Thursday 7 July 2011

The Blenheim Set

In between coughing and spluttering, my head full of cold is nevertheless gripped by the ongoing saga of the latest British scandal. The most coruscating account so far is by Peter Oborne in the Telegraph, but don't you wish that Evelyn Waugh could also deliver his fictional verdict on the affair?
Oborne has dubbed the contemporary players the Chipping Norton set, though a novelist might prefer The Blenheim Set as a title, given that the key protagonists have had various connections with that beautiful palace. Scene one: the wedding of Matthew Freud and Elisabeth Murdoch at the private chapel in Blenheim, a decade ago. Scene two: the gathering, via private jet, on a yacht in the Aegean Sea, of the new scions of influence and power, alongside the ancien regime. Scene three: another Oxfordshire wedding, in 2009, this time in the village of Churchill; the radiant bride Rebekah Wade, marrying David Cameron's old Etonian friend, Charlie Brooks.
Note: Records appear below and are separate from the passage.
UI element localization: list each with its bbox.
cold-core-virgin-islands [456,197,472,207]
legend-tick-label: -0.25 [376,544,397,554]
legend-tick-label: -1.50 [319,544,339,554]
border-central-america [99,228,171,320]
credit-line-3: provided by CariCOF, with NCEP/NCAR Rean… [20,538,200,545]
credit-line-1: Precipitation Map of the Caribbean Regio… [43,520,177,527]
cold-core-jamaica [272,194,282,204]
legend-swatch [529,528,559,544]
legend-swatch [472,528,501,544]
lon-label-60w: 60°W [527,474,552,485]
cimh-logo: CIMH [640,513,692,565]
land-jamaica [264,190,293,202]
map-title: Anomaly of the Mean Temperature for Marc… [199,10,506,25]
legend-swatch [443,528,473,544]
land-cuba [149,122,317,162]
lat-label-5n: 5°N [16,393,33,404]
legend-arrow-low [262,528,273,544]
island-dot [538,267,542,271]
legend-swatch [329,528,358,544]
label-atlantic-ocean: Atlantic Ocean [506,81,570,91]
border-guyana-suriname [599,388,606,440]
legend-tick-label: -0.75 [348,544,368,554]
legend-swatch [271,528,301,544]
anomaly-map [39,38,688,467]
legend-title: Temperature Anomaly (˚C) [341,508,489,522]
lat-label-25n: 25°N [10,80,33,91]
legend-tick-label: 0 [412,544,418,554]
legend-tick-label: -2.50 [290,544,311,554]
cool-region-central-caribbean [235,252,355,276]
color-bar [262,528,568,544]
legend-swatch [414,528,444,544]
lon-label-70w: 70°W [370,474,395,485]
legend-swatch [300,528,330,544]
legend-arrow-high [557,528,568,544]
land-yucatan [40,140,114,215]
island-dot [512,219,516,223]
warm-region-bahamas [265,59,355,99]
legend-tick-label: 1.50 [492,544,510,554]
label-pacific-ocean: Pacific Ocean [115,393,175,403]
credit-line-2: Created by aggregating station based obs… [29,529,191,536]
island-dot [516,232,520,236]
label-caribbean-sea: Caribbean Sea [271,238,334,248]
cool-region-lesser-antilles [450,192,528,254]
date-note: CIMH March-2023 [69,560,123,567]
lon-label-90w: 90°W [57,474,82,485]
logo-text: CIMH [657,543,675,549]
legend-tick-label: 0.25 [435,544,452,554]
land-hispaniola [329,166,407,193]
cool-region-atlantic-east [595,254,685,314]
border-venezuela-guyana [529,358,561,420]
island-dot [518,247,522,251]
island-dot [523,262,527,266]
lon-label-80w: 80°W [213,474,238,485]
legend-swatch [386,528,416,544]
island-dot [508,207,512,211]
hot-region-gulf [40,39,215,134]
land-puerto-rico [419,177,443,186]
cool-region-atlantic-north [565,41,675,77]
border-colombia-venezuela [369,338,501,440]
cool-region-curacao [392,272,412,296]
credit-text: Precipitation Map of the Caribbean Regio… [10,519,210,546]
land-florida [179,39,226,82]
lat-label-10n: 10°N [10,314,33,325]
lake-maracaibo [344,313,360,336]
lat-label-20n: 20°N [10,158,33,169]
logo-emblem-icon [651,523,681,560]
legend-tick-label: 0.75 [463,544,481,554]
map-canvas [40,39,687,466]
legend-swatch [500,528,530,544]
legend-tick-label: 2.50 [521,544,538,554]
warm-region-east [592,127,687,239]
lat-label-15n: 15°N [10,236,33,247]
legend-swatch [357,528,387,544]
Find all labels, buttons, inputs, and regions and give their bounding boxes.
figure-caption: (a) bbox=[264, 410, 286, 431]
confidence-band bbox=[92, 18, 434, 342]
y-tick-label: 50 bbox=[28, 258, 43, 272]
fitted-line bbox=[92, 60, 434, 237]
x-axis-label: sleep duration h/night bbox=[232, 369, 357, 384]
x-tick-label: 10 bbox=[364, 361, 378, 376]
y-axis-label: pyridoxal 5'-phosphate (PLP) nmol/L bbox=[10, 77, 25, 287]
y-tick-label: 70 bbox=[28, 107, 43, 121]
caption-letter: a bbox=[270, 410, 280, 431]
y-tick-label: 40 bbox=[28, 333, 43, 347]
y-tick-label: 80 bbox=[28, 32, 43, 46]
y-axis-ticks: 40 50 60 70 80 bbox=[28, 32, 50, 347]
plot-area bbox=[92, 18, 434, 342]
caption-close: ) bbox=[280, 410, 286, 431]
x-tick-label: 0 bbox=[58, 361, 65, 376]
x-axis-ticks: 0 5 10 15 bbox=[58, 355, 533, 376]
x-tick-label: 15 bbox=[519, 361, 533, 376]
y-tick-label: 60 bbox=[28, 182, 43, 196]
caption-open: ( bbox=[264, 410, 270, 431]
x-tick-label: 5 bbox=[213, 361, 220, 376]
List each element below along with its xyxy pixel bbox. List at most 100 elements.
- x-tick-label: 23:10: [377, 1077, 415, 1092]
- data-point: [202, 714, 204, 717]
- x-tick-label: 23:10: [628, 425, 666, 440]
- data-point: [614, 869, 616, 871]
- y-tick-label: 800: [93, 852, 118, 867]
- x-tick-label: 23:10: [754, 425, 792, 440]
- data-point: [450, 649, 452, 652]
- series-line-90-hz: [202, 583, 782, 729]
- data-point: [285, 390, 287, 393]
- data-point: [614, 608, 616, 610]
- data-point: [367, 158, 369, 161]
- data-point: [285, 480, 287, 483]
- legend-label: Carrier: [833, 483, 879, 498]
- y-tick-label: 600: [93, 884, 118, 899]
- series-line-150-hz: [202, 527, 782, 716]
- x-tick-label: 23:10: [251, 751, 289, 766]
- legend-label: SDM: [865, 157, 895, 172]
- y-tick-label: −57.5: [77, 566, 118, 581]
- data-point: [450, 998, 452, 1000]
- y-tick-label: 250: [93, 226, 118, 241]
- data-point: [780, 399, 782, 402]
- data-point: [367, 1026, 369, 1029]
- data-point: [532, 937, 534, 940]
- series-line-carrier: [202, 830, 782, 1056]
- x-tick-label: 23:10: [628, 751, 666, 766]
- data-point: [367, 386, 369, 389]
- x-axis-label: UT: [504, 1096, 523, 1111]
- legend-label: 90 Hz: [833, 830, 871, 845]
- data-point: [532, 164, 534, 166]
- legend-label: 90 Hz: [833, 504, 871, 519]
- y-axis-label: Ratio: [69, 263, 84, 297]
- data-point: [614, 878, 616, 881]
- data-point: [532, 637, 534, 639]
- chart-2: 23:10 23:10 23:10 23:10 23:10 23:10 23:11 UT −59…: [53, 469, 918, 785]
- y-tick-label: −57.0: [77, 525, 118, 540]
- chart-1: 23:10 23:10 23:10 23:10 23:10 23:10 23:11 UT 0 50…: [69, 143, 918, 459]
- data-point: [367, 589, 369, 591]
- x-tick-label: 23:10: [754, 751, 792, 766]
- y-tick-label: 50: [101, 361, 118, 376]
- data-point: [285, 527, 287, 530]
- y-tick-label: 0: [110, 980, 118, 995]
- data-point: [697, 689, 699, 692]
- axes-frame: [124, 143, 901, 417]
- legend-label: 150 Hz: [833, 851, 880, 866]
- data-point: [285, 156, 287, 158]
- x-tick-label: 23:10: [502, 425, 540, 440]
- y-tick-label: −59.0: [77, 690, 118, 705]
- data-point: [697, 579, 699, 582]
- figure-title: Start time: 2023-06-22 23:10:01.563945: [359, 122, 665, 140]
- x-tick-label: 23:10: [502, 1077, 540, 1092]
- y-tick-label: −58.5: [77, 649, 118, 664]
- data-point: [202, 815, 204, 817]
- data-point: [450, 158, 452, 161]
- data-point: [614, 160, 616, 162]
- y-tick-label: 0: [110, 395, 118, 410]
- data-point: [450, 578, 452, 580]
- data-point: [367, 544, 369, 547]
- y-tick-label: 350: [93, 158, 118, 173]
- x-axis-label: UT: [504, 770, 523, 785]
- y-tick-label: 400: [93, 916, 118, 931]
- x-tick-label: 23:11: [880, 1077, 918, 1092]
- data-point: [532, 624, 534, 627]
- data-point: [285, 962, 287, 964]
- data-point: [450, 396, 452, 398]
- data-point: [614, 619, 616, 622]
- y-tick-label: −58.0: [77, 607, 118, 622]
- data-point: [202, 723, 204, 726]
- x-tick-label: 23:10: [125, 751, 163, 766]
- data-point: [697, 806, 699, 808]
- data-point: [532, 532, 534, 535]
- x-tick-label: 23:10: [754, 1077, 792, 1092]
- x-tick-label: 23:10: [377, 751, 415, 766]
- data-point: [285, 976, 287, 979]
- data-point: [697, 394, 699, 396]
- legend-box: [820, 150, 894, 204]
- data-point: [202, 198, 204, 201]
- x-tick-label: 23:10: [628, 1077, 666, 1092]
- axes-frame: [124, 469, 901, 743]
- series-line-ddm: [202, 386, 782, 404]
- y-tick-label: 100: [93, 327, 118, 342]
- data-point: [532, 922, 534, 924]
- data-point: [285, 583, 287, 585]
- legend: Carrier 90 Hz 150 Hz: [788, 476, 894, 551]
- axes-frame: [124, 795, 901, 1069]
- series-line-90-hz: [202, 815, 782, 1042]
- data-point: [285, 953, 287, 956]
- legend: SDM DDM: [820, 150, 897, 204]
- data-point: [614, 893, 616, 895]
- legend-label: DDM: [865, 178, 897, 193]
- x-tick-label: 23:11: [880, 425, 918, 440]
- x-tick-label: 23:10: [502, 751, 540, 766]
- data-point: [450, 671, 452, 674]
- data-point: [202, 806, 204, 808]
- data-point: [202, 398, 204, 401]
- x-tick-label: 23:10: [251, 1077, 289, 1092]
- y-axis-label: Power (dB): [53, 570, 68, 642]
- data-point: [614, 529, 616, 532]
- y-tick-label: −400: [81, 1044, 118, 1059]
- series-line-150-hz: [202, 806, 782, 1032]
The nuptials appear in Vanity Fair; more details for the Waugh-to-be novelist can be found here in the Independent. Other potential characters in the cast: David Ross, another friend of Cameron's; and equally glittering tycoons, socialites and eminent party people, some of whom gathered to celebrate in an Oxfordshire garden last weekend.
Please feel free to add further layers, plot twists, and notes on a scandal... There is much gossip circulating about sex and drugs and skeletons toppling out of dark and rotten cupboards, though none of these yet proven (the rumours, that is; the skeletons are always rattling for those who inhabit high places, as for the rest of us; the risk of rattles possibly being one of the reasons that work to keep everyone quiet). I tend not to believe in conspiracy theories, but I'm still waiting to hear more details on so many unanswered questions: who was on the guest list at George Osborne's 40th birthday party last month? Will Hugh Grant play himself, or the prime minister, when the movie is finally made? And could it be scripted by Richard Curtis (Matthew Freud's brother-in-law), along the lines of 'Four Weddings and a Funeral' or 'Notting Hill' (two weddings so far in this potential script, and a funeral, after today's death of the News of the World, at the grand age of 168 years old)? If so, will the heroic Grant throw a punch at his former pr, clever Mr Freud (a man whose many skills include the art of match-making)? Actually, come to think of it, Grant has already come up with a very good plot line for the whole affair... If you haven't yet read his brilliant piece in the New Statesman -- commissioned by his ex-girlfriend, Jemima Goldsmith (whose house, if not her heart, is at the centre of the Blenheim landscape) -- do read it now. You couldn't make it up...

4 comments:

kairu said...

You couldn't make it up, indeed! The whole tangle makes State of Play look like Sesame Street, and reminds us again that life is more convoluted than we could possibly invent...

The Hugh Grant article, which crashed the New Statesman website after it came out, is even more fascinating now, especially the fleeting reference to Milly Dowler. I've been following the current goings-on via the Brits in my Twitter stream (who bounce back between the NOTW scandal and the Opera North debacle, the latter now apparently resolved). At night I fall asleep thinking about who should be cast in the inevitable film version...

Justine Picardie said...

I completely agree -- State of Play looks straightforward in comparison. I am so feverishly obsessed that I dreamt about it all last night: a very gothic melodrama involving sexual depravity, bowls of cocaine, and a very large house in the country.
As for the film version: Nicole Kidman as Rebekah Brooks, Tilda Swinton as Elisabeth Murdoch, Damian Lewis as David Cameron, Hugh Grant as Himself, Sir Ian McKellen as Rupert Murdoch, Kevin Spacey as James Murdoch -- but who should play Andy Coulson and Matthew Freud?

HB said...

Thank you for making me smile on what would be otherwise a dark day.

Justine Picardie said...

HB: As David Cameron said in his otherwise unimpressive press conference this morning, 'we're all in this together'.